Nella vostra pratica di galleristi, come conciliate l’intuizione e la capacità di affrontare l’imprevisto con le esigenze di pianificazione e il rigore necessari ad affrontare le sfide del nostro tempo?
Per me, intuizione e rigore non sono opposti, ma forze complementari che si sostengono a vicenda. L’intuizione mi permette di restare ricettivo alle risonanze tra il contesto globale, le direzioni indicate dagli artisti e la sensibilità del pubblico. Il rigore assicura che questo possa realizzarsi con attenzione, fornendo la struttura, l’organizzazione e le basi etiche necessarie a presentare il lavoro artistico in modo responsabile. Come gallerista, bilanciare queste forze mi consente di mantenere cura per gli artisti, per il pubblico e per l’integrità dei progetti.

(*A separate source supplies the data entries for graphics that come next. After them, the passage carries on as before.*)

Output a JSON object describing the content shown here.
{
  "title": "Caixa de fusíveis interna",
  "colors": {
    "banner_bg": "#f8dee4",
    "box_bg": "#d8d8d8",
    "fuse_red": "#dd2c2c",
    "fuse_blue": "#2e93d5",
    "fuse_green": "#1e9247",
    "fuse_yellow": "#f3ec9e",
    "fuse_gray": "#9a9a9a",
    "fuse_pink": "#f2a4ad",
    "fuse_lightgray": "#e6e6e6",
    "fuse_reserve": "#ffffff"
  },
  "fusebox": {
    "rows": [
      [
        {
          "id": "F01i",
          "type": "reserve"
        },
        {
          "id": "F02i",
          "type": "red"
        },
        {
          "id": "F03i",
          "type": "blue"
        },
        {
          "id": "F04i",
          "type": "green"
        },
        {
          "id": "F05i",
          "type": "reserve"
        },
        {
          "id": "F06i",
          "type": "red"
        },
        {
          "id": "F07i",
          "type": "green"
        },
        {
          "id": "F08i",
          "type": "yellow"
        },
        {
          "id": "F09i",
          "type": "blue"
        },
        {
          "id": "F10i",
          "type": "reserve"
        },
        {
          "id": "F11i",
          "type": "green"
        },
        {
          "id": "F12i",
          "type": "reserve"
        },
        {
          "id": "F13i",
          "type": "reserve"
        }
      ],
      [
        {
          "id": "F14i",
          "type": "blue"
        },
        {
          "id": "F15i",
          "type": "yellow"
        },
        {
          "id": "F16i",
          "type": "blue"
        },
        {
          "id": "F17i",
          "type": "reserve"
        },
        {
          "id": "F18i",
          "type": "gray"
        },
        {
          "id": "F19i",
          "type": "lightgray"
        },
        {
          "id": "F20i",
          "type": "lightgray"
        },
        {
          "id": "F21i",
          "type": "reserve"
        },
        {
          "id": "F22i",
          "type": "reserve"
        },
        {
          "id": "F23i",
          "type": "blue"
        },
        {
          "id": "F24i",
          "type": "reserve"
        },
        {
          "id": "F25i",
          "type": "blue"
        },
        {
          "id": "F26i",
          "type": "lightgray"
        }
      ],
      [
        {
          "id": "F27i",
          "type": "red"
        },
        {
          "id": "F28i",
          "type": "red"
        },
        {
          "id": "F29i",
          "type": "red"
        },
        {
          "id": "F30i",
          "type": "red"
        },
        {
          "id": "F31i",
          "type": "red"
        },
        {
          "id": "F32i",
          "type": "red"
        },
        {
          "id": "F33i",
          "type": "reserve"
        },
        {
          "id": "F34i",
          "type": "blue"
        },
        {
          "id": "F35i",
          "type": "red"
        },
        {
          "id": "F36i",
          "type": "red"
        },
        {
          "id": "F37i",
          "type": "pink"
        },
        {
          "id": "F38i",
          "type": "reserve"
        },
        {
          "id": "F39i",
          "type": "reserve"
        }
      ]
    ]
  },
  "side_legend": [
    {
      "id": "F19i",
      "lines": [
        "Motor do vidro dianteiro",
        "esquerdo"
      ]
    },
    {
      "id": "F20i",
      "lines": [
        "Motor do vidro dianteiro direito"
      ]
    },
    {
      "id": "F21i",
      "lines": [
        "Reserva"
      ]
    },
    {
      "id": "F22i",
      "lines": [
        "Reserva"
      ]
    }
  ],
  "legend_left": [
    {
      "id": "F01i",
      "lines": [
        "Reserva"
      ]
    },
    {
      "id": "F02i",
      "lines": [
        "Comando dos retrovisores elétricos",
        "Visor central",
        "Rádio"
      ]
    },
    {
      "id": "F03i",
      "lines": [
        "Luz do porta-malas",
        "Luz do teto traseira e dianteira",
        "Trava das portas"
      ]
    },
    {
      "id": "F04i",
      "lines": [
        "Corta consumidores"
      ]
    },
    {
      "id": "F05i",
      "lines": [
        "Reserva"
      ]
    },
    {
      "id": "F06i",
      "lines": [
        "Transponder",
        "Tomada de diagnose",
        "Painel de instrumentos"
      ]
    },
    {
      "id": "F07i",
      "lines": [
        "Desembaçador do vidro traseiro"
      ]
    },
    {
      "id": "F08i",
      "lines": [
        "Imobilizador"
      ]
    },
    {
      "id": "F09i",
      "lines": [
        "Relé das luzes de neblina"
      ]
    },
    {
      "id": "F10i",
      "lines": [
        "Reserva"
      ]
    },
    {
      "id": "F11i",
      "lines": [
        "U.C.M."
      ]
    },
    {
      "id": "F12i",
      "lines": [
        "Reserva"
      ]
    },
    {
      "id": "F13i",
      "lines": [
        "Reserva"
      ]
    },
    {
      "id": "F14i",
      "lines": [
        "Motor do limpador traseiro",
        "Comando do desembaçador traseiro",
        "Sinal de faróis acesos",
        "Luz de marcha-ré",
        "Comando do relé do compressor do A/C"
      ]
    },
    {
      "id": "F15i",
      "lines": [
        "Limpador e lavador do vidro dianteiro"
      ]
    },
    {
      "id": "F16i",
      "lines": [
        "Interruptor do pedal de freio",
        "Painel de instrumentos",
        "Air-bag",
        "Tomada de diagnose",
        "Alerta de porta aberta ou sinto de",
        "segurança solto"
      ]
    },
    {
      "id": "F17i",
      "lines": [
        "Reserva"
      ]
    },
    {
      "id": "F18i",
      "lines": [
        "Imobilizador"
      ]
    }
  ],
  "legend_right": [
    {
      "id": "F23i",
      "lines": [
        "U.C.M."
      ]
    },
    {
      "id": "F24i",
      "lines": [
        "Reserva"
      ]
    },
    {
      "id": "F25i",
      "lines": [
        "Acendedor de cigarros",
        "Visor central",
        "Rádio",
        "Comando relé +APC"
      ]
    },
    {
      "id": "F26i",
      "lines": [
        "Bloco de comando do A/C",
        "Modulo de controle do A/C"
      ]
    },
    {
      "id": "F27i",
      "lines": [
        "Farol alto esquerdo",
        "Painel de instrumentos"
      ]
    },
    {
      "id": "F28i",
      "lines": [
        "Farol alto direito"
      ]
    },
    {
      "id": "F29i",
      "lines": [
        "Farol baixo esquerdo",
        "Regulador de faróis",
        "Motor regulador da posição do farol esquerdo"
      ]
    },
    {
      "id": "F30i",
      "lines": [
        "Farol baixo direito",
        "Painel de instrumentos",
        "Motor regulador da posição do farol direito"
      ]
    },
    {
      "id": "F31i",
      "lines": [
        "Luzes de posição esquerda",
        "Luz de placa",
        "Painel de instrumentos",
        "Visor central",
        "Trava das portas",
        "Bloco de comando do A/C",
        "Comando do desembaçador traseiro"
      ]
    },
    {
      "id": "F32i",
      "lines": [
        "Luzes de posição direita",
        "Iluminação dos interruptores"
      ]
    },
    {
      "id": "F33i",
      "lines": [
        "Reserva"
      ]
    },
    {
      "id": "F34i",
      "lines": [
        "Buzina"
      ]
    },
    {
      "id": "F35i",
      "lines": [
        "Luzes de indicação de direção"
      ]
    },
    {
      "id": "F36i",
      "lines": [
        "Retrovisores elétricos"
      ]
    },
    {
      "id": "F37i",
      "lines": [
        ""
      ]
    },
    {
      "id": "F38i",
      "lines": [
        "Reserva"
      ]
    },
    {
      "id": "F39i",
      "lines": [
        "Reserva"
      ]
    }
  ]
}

Se poteste trasmettere un’istruzione alle prossime generazioni di artisti e operatori culturali, quale messaggio essenziale, idealmente ispirato al pensiero di Buckminster Fuller, vorreste lasciare per guidarli in questo viaggio collettivo?
Mettete in discussione i sistemi che arrecano danno e riconoscete la vostra stessa agency, per quanto piccola possa sembrare, perché ha peso nel plasmare il nostro futuro condiviso.